Joel B. Carstens, university director of financial aid at the University of Pennsylvania, underscores that “3% to 4% of the median borrower’s income is going to pay for student loans,” which is the same as it was a generation ago. He emphasizes the need to find better solutions for funding higher education, as well as to foster partnerships between colleges and universities, federal and state governments, and college savings investors and experts.

“Too many people don’t pursue higher education because of a sticker price,” Carstens admits. He adds that advisers need to make sure families and students are having conversations about their priorities and about starting to save. He says colleges and universities must be involved in this process, helping to match the needs of families with the appropriate resources to pay for education, and ensuring that students are being good consumers as they go along.

Carstens explains the ongoing push for an umbrella group within the financial aid industry, highlighting the appeal to allow limited borrowing on a student or cohort basis. “We know that students, if left to their own devices, will oftentimes choose more money than less without understanding this has a long-run or a long-term impact for them,” Carstens says. This points to the importance of ­educating parents and students about college ­savings, financial aid and debt.

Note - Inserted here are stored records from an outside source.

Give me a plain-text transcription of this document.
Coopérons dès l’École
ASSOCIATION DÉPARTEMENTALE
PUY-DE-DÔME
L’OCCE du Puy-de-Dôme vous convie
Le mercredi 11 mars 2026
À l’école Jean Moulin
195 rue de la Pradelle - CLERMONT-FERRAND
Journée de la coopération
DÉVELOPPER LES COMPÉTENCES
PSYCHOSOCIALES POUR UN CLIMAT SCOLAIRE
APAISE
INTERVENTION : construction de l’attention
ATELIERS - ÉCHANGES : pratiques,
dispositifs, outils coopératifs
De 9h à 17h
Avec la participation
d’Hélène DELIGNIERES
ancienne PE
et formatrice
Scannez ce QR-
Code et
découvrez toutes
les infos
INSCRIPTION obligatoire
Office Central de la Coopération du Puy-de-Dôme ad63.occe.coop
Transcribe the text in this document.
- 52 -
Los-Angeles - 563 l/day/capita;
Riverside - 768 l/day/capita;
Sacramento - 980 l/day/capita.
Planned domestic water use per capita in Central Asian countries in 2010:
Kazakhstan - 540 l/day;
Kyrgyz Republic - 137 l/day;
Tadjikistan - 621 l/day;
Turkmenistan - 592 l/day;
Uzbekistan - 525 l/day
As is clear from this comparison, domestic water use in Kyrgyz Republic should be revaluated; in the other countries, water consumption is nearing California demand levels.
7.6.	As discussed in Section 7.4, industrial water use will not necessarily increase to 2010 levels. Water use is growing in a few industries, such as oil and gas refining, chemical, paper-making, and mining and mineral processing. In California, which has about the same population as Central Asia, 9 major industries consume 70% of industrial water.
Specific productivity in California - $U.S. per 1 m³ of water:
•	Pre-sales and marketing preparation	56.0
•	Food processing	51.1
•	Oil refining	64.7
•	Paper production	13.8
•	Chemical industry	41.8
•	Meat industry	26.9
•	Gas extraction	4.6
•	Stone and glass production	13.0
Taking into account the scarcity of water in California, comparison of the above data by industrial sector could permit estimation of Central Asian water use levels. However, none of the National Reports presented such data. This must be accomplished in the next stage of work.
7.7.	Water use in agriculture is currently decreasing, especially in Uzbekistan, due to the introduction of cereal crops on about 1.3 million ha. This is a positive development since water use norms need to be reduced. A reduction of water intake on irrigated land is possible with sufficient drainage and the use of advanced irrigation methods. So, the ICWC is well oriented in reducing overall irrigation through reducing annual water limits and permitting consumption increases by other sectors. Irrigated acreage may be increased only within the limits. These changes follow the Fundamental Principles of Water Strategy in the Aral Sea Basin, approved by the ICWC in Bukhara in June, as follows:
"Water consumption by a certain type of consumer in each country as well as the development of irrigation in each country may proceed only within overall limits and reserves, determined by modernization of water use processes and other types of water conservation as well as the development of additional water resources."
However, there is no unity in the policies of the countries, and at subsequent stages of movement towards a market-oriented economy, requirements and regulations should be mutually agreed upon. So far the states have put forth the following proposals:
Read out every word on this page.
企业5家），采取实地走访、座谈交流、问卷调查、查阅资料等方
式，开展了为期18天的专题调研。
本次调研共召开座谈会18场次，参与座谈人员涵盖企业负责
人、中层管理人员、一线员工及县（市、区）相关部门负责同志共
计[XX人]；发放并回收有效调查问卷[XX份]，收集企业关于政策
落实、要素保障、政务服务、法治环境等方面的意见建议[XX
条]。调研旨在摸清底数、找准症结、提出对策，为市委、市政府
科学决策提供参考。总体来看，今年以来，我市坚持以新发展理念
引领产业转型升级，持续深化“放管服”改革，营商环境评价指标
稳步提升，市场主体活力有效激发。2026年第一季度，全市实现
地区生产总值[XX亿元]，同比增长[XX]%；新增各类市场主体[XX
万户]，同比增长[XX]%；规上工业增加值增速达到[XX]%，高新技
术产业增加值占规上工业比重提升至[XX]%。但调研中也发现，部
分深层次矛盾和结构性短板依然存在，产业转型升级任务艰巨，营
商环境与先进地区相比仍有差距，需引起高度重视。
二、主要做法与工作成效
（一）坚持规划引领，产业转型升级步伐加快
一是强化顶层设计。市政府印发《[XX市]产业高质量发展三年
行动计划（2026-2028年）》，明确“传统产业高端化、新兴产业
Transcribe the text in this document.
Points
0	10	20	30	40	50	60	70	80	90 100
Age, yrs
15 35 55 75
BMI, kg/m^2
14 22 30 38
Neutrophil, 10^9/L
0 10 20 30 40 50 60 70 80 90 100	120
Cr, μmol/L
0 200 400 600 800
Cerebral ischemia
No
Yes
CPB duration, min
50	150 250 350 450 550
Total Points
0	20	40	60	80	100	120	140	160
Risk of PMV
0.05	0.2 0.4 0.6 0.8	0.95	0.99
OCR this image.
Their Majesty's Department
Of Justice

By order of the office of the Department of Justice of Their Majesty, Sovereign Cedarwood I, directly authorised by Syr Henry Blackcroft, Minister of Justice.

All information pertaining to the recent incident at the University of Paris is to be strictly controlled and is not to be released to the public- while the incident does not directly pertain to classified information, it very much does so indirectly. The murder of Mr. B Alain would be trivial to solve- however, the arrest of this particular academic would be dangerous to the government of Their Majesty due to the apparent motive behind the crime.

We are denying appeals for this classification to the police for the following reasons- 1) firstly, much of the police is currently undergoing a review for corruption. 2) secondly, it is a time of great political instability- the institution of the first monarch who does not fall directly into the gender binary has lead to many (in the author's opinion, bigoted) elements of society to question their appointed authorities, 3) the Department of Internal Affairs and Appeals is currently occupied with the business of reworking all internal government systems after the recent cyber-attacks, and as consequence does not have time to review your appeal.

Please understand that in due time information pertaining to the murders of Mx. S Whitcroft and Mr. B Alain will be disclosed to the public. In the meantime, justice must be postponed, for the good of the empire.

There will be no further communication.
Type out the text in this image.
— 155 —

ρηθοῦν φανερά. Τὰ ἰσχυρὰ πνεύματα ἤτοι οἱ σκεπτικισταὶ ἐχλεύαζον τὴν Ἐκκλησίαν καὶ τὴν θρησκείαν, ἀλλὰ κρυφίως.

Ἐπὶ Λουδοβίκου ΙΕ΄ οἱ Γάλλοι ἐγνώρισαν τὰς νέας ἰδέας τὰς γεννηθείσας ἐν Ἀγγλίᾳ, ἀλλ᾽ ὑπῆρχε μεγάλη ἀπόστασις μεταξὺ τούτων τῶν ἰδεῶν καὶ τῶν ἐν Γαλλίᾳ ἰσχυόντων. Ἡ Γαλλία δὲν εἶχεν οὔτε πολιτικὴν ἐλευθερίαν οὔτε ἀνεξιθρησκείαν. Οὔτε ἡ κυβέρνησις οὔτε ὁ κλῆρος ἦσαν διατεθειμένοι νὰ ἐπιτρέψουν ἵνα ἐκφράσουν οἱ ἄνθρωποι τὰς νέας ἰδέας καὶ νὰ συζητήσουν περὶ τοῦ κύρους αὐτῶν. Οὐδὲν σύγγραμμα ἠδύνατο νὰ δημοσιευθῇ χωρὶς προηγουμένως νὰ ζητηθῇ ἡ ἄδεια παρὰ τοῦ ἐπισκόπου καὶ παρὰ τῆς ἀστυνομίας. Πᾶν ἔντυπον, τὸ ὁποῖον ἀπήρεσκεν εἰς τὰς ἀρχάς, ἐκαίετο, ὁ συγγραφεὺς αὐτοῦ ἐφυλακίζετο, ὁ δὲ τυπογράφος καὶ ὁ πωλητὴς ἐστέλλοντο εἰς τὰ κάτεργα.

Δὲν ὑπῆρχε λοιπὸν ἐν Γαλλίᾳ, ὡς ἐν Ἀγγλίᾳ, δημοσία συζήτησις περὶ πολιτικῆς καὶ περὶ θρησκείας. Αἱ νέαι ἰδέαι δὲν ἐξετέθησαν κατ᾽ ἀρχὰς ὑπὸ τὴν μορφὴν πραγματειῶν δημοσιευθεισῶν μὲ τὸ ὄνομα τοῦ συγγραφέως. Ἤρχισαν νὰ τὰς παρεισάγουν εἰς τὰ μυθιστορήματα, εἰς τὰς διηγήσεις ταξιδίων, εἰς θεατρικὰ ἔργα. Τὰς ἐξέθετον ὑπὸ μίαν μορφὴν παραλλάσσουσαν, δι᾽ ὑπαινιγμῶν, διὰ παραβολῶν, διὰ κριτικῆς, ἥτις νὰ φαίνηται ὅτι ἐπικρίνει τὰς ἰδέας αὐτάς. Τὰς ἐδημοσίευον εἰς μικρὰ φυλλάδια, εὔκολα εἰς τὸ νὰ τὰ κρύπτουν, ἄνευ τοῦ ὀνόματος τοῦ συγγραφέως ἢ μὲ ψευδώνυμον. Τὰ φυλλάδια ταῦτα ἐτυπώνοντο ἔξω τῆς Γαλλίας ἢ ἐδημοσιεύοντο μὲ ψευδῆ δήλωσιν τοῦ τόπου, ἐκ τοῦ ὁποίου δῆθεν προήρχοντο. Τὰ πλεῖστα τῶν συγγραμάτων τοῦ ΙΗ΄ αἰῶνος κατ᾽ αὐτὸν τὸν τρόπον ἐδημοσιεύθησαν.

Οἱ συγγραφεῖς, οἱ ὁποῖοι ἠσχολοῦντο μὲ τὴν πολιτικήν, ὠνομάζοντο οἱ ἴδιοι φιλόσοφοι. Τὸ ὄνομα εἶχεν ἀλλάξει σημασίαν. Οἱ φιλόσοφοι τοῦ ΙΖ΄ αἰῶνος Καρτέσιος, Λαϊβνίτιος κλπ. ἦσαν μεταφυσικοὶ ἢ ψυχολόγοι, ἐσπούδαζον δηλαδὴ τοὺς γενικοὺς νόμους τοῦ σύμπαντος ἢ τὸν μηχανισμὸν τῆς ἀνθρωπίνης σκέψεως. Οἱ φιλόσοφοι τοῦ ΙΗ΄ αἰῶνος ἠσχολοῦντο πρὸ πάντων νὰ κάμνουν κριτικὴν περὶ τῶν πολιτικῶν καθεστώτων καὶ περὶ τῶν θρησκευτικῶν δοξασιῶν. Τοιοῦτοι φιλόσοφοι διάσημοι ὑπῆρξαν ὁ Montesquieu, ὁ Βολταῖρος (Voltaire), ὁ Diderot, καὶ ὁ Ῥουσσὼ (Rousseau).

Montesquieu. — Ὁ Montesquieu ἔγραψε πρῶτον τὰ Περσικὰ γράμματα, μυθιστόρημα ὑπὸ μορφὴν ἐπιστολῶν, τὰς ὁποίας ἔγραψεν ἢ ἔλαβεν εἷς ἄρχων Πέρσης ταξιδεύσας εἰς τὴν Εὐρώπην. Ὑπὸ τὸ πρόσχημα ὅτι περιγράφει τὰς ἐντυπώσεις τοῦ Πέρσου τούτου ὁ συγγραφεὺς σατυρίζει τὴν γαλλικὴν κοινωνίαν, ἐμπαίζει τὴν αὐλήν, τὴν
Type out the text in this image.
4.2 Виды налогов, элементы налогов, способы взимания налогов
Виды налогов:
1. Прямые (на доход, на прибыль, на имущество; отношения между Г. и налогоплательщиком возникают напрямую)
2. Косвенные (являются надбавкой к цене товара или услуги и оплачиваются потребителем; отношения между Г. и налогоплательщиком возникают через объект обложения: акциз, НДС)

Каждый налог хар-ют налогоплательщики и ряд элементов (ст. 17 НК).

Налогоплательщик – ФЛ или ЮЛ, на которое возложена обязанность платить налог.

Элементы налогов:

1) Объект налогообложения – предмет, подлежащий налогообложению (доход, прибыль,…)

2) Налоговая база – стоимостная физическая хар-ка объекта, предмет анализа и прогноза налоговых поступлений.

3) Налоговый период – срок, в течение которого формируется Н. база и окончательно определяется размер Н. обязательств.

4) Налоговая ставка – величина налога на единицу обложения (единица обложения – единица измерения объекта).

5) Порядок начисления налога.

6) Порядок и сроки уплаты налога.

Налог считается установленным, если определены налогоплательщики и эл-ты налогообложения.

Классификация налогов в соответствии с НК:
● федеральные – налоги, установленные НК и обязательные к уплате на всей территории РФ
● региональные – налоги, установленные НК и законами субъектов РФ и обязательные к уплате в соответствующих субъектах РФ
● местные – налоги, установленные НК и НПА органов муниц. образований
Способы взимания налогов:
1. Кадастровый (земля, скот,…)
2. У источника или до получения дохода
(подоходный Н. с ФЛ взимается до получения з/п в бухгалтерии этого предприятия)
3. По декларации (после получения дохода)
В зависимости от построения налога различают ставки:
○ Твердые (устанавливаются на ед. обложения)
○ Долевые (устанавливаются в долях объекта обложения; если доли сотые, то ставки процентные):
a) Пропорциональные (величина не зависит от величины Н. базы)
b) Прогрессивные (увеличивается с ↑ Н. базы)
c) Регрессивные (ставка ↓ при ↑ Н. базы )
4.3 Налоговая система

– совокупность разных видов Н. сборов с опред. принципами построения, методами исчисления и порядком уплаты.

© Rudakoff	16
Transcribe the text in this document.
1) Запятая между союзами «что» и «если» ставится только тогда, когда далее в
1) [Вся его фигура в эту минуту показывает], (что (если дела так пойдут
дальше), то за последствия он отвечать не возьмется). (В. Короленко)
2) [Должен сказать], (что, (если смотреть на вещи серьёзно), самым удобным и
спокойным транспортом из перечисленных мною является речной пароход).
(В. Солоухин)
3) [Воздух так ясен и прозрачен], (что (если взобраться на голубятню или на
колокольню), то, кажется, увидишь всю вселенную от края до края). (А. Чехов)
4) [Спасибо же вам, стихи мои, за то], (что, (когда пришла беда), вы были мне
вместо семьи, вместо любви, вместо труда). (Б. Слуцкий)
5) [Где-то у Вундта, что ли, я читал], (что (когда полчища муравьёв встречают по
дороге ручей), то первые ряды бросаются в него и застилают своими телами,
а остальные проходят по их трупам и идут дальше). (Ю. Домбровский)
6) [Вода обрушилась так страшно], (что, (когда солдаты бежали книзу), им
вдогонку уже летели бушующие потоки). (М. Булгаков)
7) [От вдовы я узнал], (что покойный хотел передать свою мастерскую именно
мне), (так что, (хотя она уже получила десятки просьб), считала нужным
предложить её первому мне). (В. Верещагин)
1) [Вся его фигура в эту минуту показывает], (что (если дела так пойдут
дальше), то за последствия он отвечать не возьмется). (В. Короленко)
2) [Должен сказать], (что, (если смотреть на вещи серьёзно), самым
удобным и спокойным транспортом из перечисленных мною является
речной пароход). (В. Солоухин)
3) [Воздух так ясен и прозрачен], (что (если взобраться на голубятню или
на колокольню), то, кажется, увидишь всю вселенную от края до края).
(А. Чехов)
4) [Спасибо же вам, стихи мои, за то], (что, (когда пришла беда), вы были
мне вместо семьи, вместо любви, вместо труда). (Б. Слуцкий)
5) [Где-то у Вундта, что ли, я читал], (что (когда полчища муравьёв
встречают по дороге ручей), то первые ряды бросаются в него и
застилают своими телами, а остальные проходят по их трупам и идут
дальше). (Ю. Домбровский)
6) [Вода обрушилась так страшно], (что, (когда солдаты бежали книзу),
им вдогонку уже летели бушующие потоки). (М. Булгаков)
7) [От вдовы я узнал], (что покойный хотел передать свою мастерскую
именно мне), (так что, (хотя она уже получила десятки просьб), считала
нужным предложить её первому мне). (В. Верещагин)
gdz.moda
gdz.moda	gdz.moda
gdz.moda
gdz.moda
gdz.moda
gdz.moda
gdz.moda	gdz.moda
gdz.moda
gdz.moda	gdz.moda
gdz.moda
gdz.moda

Panelists discuss the necessity of improving the message portrayed to clients who are faced with paying for college tuition. “We’ve had the same message for the past 15 years, and it isn’t working,” says Peter Mazareas, Ph.D., co-founder of Invite Education. He highlights the 529 program, calling it the “single most generous provision Congress has ever passed for American families. Advisers and families aren’t aware of how good this product is.”

Randy Hardock, partner at Davis & Harman LLP and counsel at the College Savings Foundation, agrees that the 529 program is vital when it comes to saving. “The 529 plan remains the single most effective way to set aside money today to fund future college costs. And that will become more and more important because of these trends and because the federal government likely is going to do less and less to help families.”

Mazareas agrees, saying consumers are looking for solutions, advice and direction. “Solutions are not coming from the federal government and colleges. We need to empower the parents and the families. The industry has to start changing messaging and provide these tools and resources to help them through this college crisis.”

“If you’re going to make 529s work,” Hardock says, “you have to start young. You have to learn the lessons we’ve learned from retirement ­savings, which is regular contributions over time that you are not thinking about.” He says the long-term perspective is very much the holistic ­approach, which does not view the college ­savings and ­student loans problem as one that gets solved with fewer loans or more funding from federal or state sources.

Advisers play a significant role in helping clients benefit from 529 plans. Beyond the obvious—wading through the 90+ 529 Plans available to find a suitable Plan for the client–the adviser can help mitigate any potential tax liability and any potential student debt.